La poésie de Paul Vinicius est à la fois limpide, dense, riche, dépouillée, sombre, lumineuse. En plus il faut le croire sur parole : « sans poésie musique et toi/je n’aurais jamais été/qui je suis ». Ce « toi » qui se glisse entre « poésie musique » et « je » ? Suivons-le (la) dans le filigrane des textes, guidés par « ses merveilleuses jambes/d’une longueur extravagante », jambes aux suggestions érotiques et aux résonances musicales, devenant « pianos, clarinettes, saxos, percussions, syncopes… », mais qui ne sont pas les seules à susciter l’amour : il y a les sourires, la nature, les oiseaux, les saisons… L’amour la poésie, quelque chose d’éluardien.

Comment rendre compte de toutes les dimensions d’un recueil qu’on n’aura jamais fini d’explorer ? Un recueil où les quelques discrètes évocations de la Roumanie rappellent d’où il vient (le choix et la traduction de Radu Bata, lui-même poète français d’origine roumaine, inventeur des célèbres « poésettes », montre combien les affinités profondes entre l’auteur et son traducteur sont indispensables).

Paul Vinicius, La chevelure blanche de l’avalanche, poèmes choisis et traduits du roumain par Radu Bata, Jacques André éditeur, 2019.

Un recueil où métaphores et comparaisons insolites, parfois déstabilisantes, ouvrent des horizons colorés, des paysages urbains nocturnes, des souvenirs « phosphorescents », une nature lumineuse (« septembre est arrivé / comme un chapeau sur un soleil »), des personnages imprévisibles (on se prend à croiser Ionesco, Rimbaud, Brancuşi, Dali, Kafka, Tarkovski…) ; un recueil dans lequel se pose la question de l’identité et du rapport au monde (pour un « je » qui se dit « au degré zéro / d’adaptabilité ») ; un recueil dans lequel, aussi, l’humour mâtiné d’absurde et arrosé de quelques bonnes bouteilles fait bon ménage avec l’inquiétude.

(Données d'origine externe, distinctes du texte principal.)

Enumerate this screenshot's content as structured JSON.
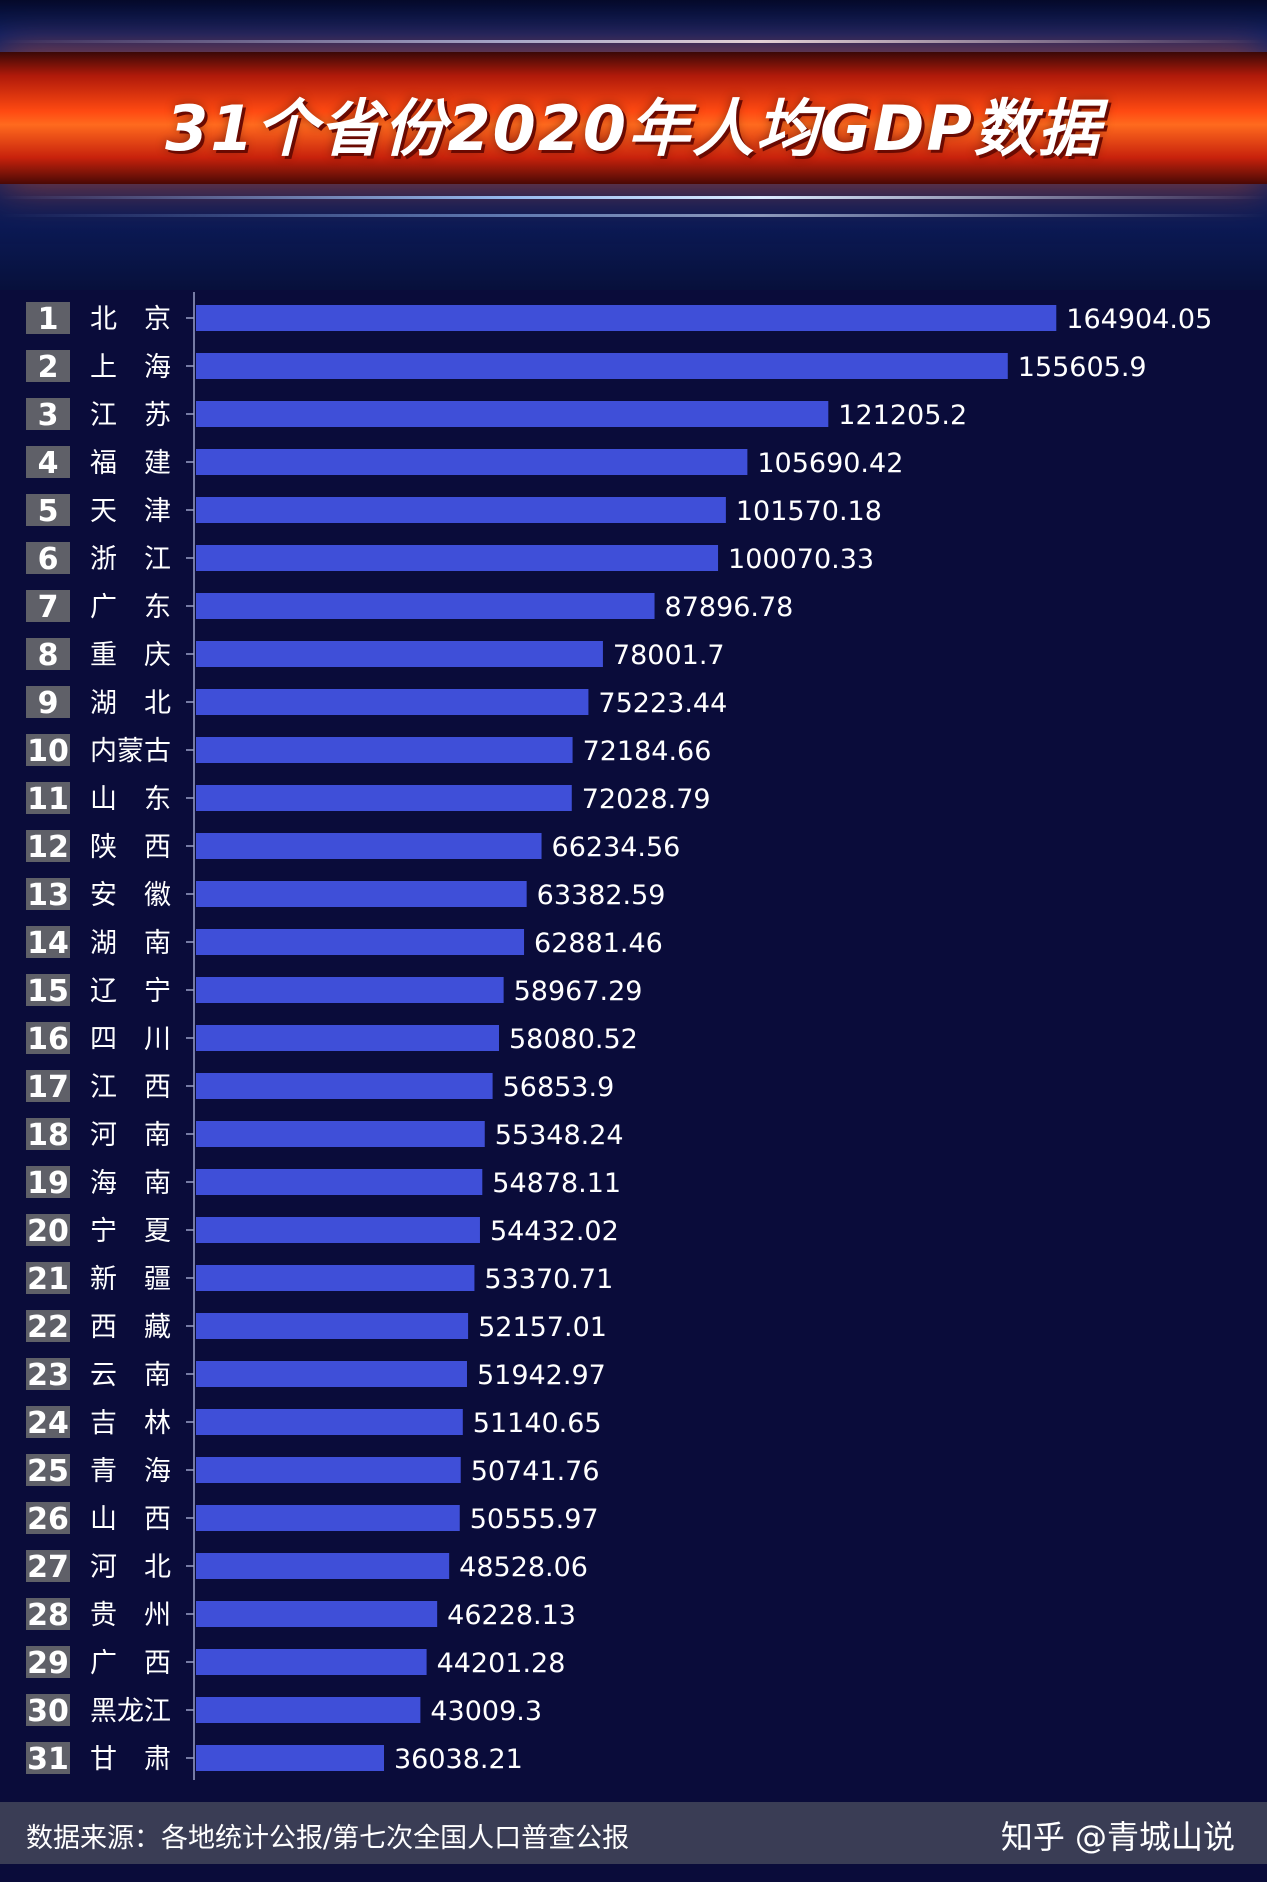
{
  "chart_data": {
    "type": "bar",
    "orientation": "horizontal",
    "title": "31个省份2020年人均GDP数据",
    "ranks": [
      "1",
      "2",
      "3",
      "4",
      "5",
      "6",
      "7",
      "8",
      "9",
      "10",
      "11",
      "12",
      "13",
      "14",
      "15",
      "16",
      "17",
      "18",
      "19",
      "20",
      "21",
      "22",
      "23",
      "24",
      "25",
      "26",
      "27",
      "28",
      "29",
      "30",
      "31"
    ],
    "categories": [
      "北　京",
      "上　海",
      "江　苏",
      "福　建",
      "天　津",
      "浙　江",
      "广　东",
      "重　庆",
      "湖　北",
      "内蒙古",
      "山　东",
      "陕　西",
      "安　徽",
      "湖　南",
      "辽　宁",
      "四　川",
      "江　西",
      "河　南",
      "海　南",
      "宁　夏",
      "新　疆",
      "西　藏",
      "云　南",
      "吉　林",
      "青　海",
      "山　西",
      "河　北",
      "贵　州",
      "广　西",
      "黑龙江",
      "甘　肃"
    ],
    "values": [
      164904.05,
      155605.9,
      121205.2,
      105690.42,
      101570.18,
      100070.33,
      87896.78,
      78001.7,
      75223.44,
      72184.66,
      72028.79,
      66234.56,
      63382.59,
      62881.46,
      58967.29,
      58080.52,
      56853.9,
      55348.24,
      54878.11,
      54432.02,
      53370.71,
      52157.01,
      51942.97,
      51140.65,
      50741.76,
      50555.97,
      48528.06,
      46228.13,
      44201.28,
      43009.3,
      36038.21
    ],
    "value_labels": [
      "164904.05",
      "155605.9",
      "121205.2",
      "105690.42",
      "101570.18",
      "100070.33",
      "87896.78",
      "78001.7",
      "75223.44",
      "72184.66",
      "72028.79",
      "66234.56",
      "63382.59",
      "62881.46",
      "58967.29",
      "58080.52",
      "56853.9",
      "55348.24",
      "54878.11",
      "54432.02",
      "53370.71",
      "52157.01",
      "51942.97",
      "51140.65",
      "50741.76",
      "50555.97",
      "48528.06",
      "46228.13",
      "44201.28",
      "43009.3",
      "36038.21"
    ],
    "xlabel": "",
    "ylabel": "",
    "xlim": [
      0,
      166000
    ],
    "grid": false,
    "legend": "none"
  },
  "footer": {
    "source": "数据来源：各地统计公报/第七次全国人口普查公报",
    "watermark": "知乎 @青城山说"
  },
  "colors": {
    "background": "#0a0c3a",
    "bar": "#3f4fd8",
    "rank_badge": "#5f6068",
    "text": "#ffffff",
    "banner_red": "#ff4a12"
  }
}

Un recueil qui fait vivre, comme le suggère le poème intitulé « Journal aux feuilles blanches » :

 

les jours passent
à côté de moi
comme un chapelet de détenus

bonjour
bonsoir
bonne nuit

le cendrier
plein de mégots

 le verre vide

et
sur les étagères
les livres qui m’habitent
la vie.

 

 

Les livres, la poésie. L’essence de la vie.

 

Présentation de l’auteur

Paul Vinicius

Poète, dramaturge, journaliste et essayiste, Paul Vinicius est diplômé de l’École Polytechnique de Bucarest et docteur ès lettres. Cette double performance universitaire est la partie visible de son parcours surprenant ; il a exercé de nombreux métiers, jobs, sports, avant de se dévouer à l’écriture. Champion de boxe junior et karatéka ceinture noire, il a travaillé comme manutentionnaire, maître-nageur sur la côte de la Mer Noire, détective privé, pigiste, correcteur, rédacteur pour plusieurs journaux de la presse nationale et, dernièrement, pour la maison d’édition du Musée de la Littérature roumaine.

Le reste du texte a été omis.